Pattern 2: Code-First (generate from code)
- Annotate your backend code with OpenAPI information
- Auto-generate
openapi.yamlat build time
FastAPI (Python) supports this out of the box.
from fastapi import FastAPI
from pydantic import BaseModel
app = FastAPI()
class User(BaseModel):
id: int
name: str
email: str
@app.get("/users/{id}", response_model=User)
def get_user(id: int):
return {"id": id, "name": "Kaito", "email": "kaito@example.com"}
Start the server and Swagger UI is automatically available at /docs. The raw spec is at /openapi.json.
Common Tools
| Tool | Purpose |
|---|---|
| Swagger Editor | Edit YAML in the browser with a live preview |
| Swagger UI | Generate HTML documentation from an OpenAPI file |
| Redoc | Cleaner-looking alternative to Swagger UI for docs |
| openapi-generator | Generate client/server code for 50+ languages |
| Prism | Spin up a mock server instantly from an OpenAPI file |
| Stoplight Studio | GUI editor for designing OpenAPI specs visually |
Generating a client with openapi-generator
# Generate a TypeScript/axios client
npx @openapitools/openapi-generator-cli generate \
-i openapi.yaml \
-g typescript-axios \
-o src/generated/api
Generated code includes full type information, which greatly reduces type mismatch errors on the frontend.
Using OpenAPI in CI
You can automatically validate the OpenAPI spec in GitHub Actions.
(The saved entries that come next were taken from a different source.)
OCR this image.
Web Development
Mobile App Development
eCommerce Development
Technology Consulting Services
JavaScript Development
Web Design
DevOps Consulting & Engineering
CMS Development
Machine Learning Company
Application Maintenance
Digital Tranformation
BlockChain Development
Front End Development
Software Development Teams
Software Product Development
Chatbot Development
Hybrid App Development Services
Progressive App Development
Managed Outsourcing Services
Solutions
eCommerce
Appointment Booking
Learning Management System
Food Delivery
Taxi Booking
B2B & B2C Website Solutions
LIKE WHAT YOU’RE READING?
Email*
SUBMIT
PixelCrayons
# .github/workflows/openapi-lint.yml
name: OpenAPI Lint
on: [push, pull_request]
jobs:
lint:
runs-on: ubuntu-latest
steps:
- uses: actions/checkout@v4
- name: Validate OpenAPI spec
uses: openapi-generators/openapitools-generator-action@v1
with:
generator: openapi
openapi-file: openapi.yaml
command-args: validate
Spectral (by Stoplight) lets you define and enforce your own team rules — naming conventions, required fields, and more — as a lint step.
Summary
OpenAPI is a standard format for managing API specs in YAML, in one place.
- Docs are auto-generated — no more hand-writing in Confluence
- Client code is auto-generated — no more type mismatches
- Mock servers can be spun up instantly — frontend development doesn’t block on the backend
- CI validation — spec drift is caught early
If you’re using FastAPI, the OpenAPI document is generated automatically just by writing code — the onboarding cost is basically zero. The fastest way to experience OpenAPI in practice is to spin up a FastAPI server and visit /docs.